Binding Ties, Binding Commitments:
Evidence from Public-Private Partnerships in Vocational Education
Israel Marques II
Higher School of Economics

Work on the political economy of investment emphasizes the importance of credible commitments between firms and the state for development. How can credible commitment be generated in environments characterized by pervasive state-led violence, expropriation, and weak institutions? This paper explores this question through the lens of public-private partnerships in vocational education in Russia’s regions. Research on the OECD emphasizes a strong civil society – unions and employers’ associations – along with free-markets and good state institutions as crucial for cooperative co-investment in vocational education. Yet in many Russian regions, cooperative vocational education reforms have emerged despite weak civil society, poorly functioning markets, and pervasive state predation. In this paper, I argue that absent strong formal institutions, personal ties between state officials and the business community can generate credible commitments and co-investment. Pervasive connections allow firms to acquire information about potential partners within the state and punish low-level officials for misbehavior, mitigating fears of expropriation. The state in turn can insure that firms cannot free-ride on cooperative institutions, creating credibility between firms. To test this theory I take advantage of an original dataset of all public-private partnership contracts between Russian firms and public vocational education institutions for 2013. This work has important implications for research on business-state relations and investment in violent, weakly institutionalized settings.

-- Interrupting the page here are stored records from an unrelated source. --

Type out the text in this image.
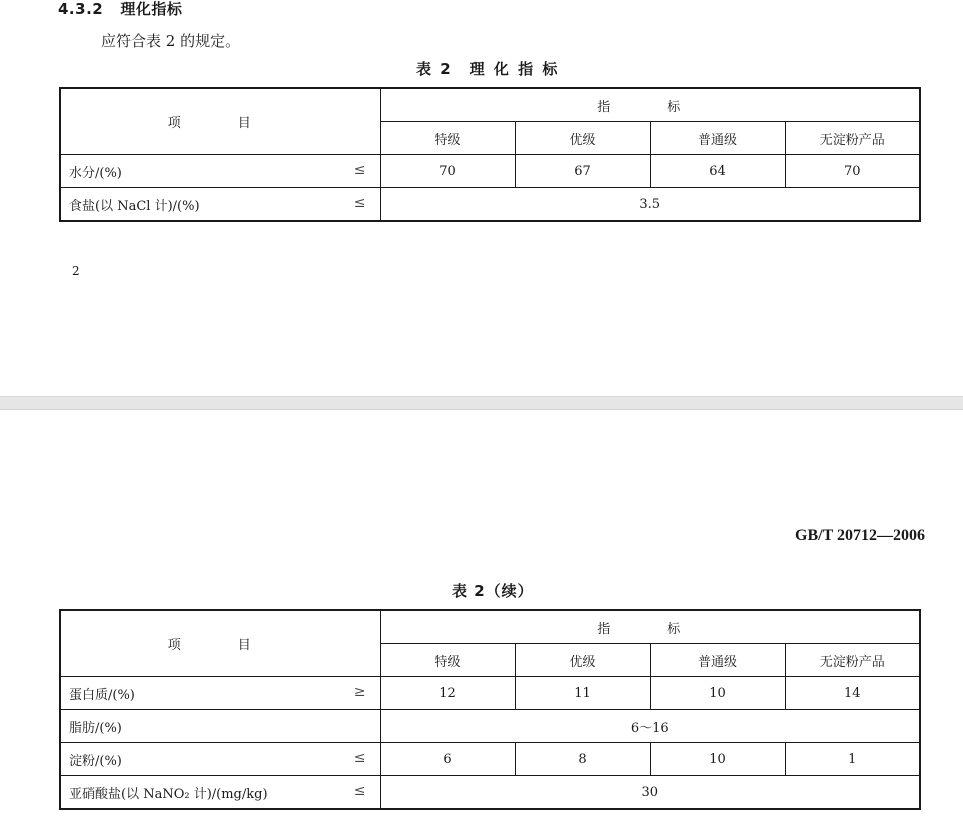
4.3.2 理化指标
应符合表 2 的规定。
表 2　理 化 指 标
项　目	指　标			
	特级	优级	普通级	无淀粉产品
水分/(%) ≤	70	67	64	70
食盐(以 NaCl 计)/(%) ≤	3.5			
2
GB/T 20712—2006
表 2（续）
项　目	指　标			
	特级	优级	普通级	无淀粉产品
蛋白质/(%) ≥	12	11	10	14
脂肪/(%)	6～16			
淀粉/(%) ≤	6	8	10	1
亚硝酸盐(以 NaNO₂ 计)/(mg/kg) ≤	30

Violent Pressure on Business and the Size of the Informal Economy:
Evidence from Russian Regions
Michael Rochlitz
Higher School of Economics

Does violent pressure on business influence the decision of firms to stay in the informal economy? Using evidence from Russian regions, this papers finds that the result depends on the type of violence. Physical violence in a given region is positively correlated with the number of people working outside the corporate sector, but negatively with the degree of competition from the informal sector. On the other hand, insecure property rights for entrepreneurs and investors increase the amount of competition from the informal economy. These findings are consistent with a theory where firms seek the protection of the formal economy against different types of physical violence in regions with decentralized predation, but hide in the informal economy against predatory state officials and corporate raiders in regions where predation is centralized.